Butterfly releases, for instance, have been criticized for inappropriately mixing genetics and confusing migration. And some question whether Medical Monopoly and Star Wars Monopoly are any more educational than the regular board game.

But the quest for a toy that will provide fun and knowledge is what brings parents like Mark and Cindy Randall of Madison, S.D., to Learningsmith in search of a gift for their 4-1/2-year-old son.

"I look for something he can have fun with and yet learn from," Randall said.

"Something that doesn't give him the answer right away, something that will challenge the imagination," added Mrs. Randall.

The "specialty" toy store tag was born in the 1980s as boutique and mom-and-pop toy stores met increasing competition from Toys R Us and other mass market stores.

John Wheeler, vice president of the Mall of America, attributes the growth of specialty stores to more interesting products by manufacturers and more parental concern about education.

"Our country is facing up to the fact that we assumed we were No. 1 and there are some things we are not No. 1 in.
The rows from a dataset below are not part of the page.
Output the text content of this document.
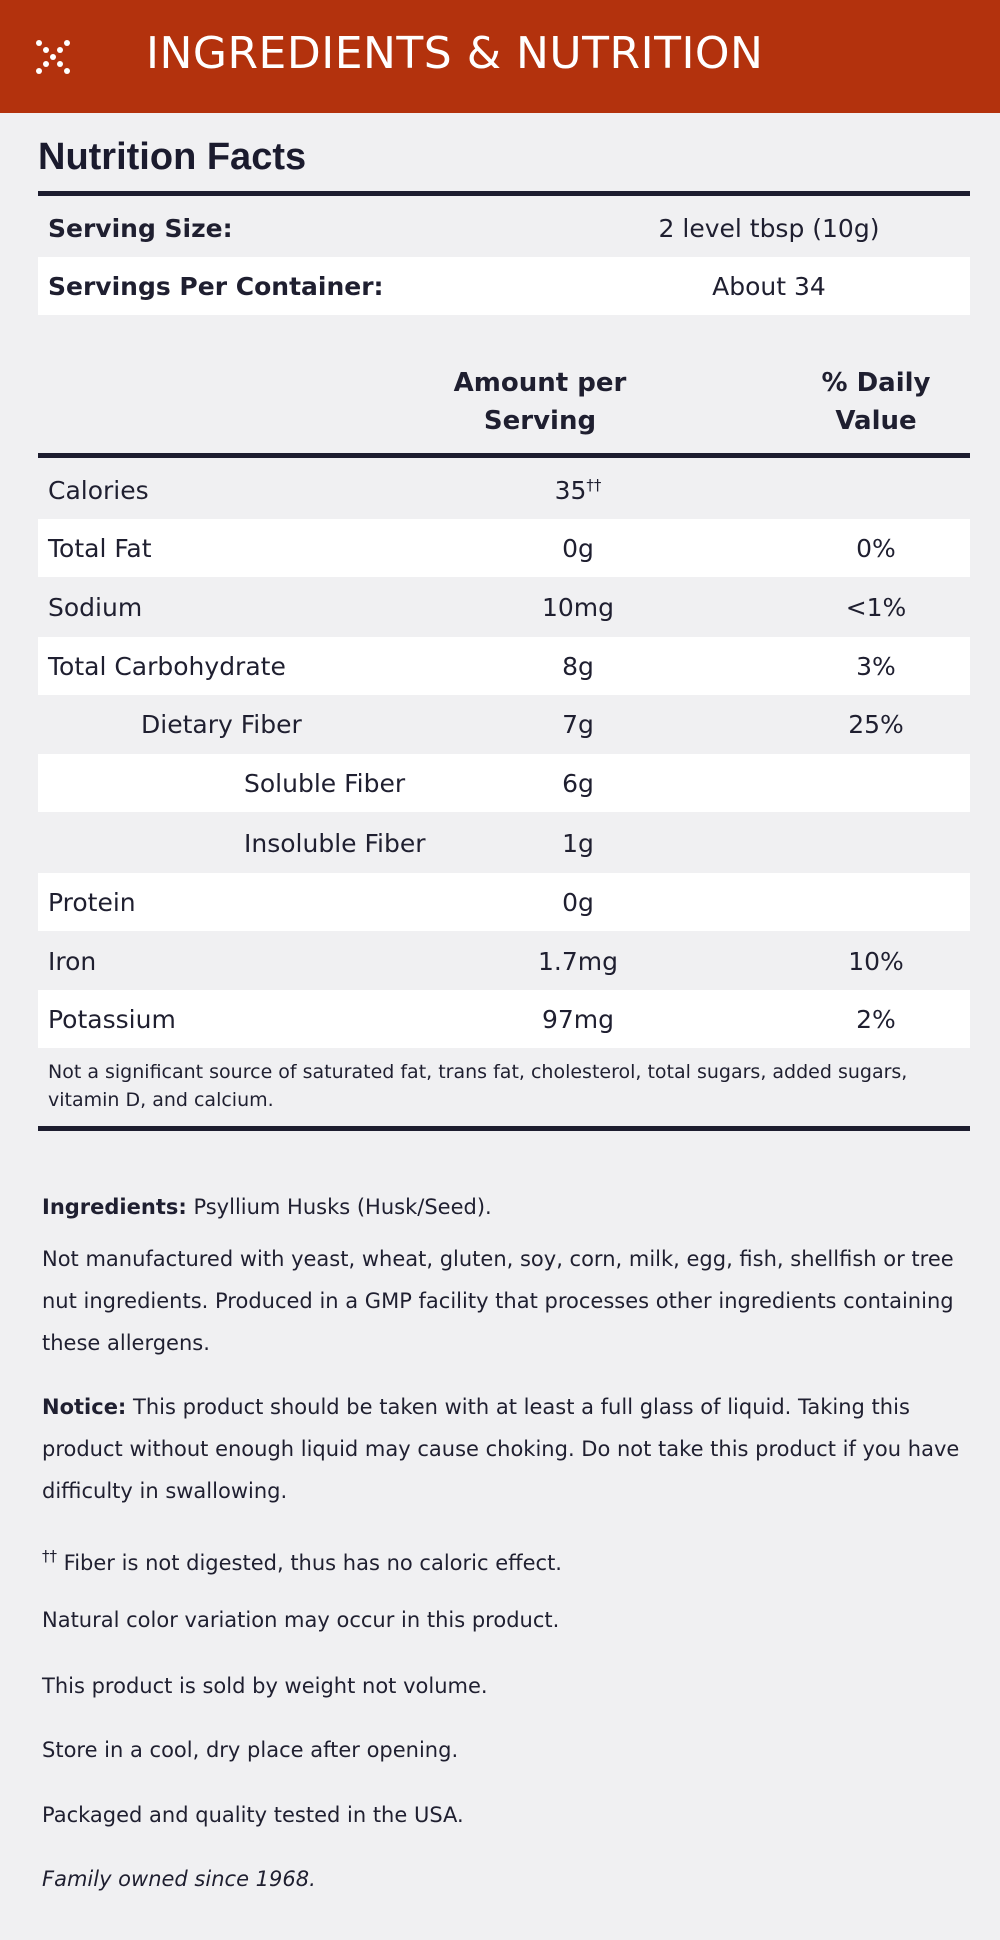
INGREDIENTS & NUTRITION
Nutrition Facts
Serving Size:	2 level tbsp (10g)
Servings Per Container:	About 34
Amount per
Serving
% Daily
Value
Calories	35††
Total Fat	0g	0%
Sodium	10mg	<1%
Total Carbohydrate	8g	3%
Dietary Fiber	7g	25%
Soluble Fiber	6g
Insoluble Fiber	1g
Protein	0g
Iron	1.7mg	10%
Potassium	97mg	2%
Not a significant source of saturated fat, trans fat, cholesterol, total sugars, added sugars, vitamin D, and calcium.

Ingredients: Psyllium Husks (Husk/Seed).

Not manufactured with yeast, wheat, gluten, soy, corn, milk, egg, fish, shellfish or tree nut ingredients. Produced in a GMP facility that processes other ingredients containing these allergens.

Notice: This product should be taken with at least a full glass of liquid. Taking this product without enough liquid may cause choking. Do not take this product if you have difficulty in swallowing.

†† Fiber is not digested, thus has no caloric effect.

Natural color variation may occur in this product.

This product is sold by weight not volume.

Store in a cool, dry place after opening.

Packaged and quality tested in the USA.

Family owned since 1968.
We are looking at whether we're going to accept that or do something about it," Wheeler said.

Even with new stores opening, the specialty toy industry probably makes up less than 5 percent to 10 percent of the entire industry, said Janet Koerner, executive director of the American Specialty Toy Retailing Association.

"There are no statistics because there is not a definition for specialty," she said.

Koerner, who doesn't own a store, defines specialty toys as highly educational toys not based on character licenses and usually not sold through mass marketing distribution channels.

But others in the industry - even within the same trade group - have different opinions.

"I think that anything that is open-ended and leaves lots of room for a child to experience and express herself or himself is educational," said Scarvie, who owns The Wooden Horse toy store in Los Gatos, Calif. For her, that can include Barbie as well as science and arts and crafts toys.

"The play process is directed not by the toy but by the child," she said. "A good toy is one which puts the child in charge."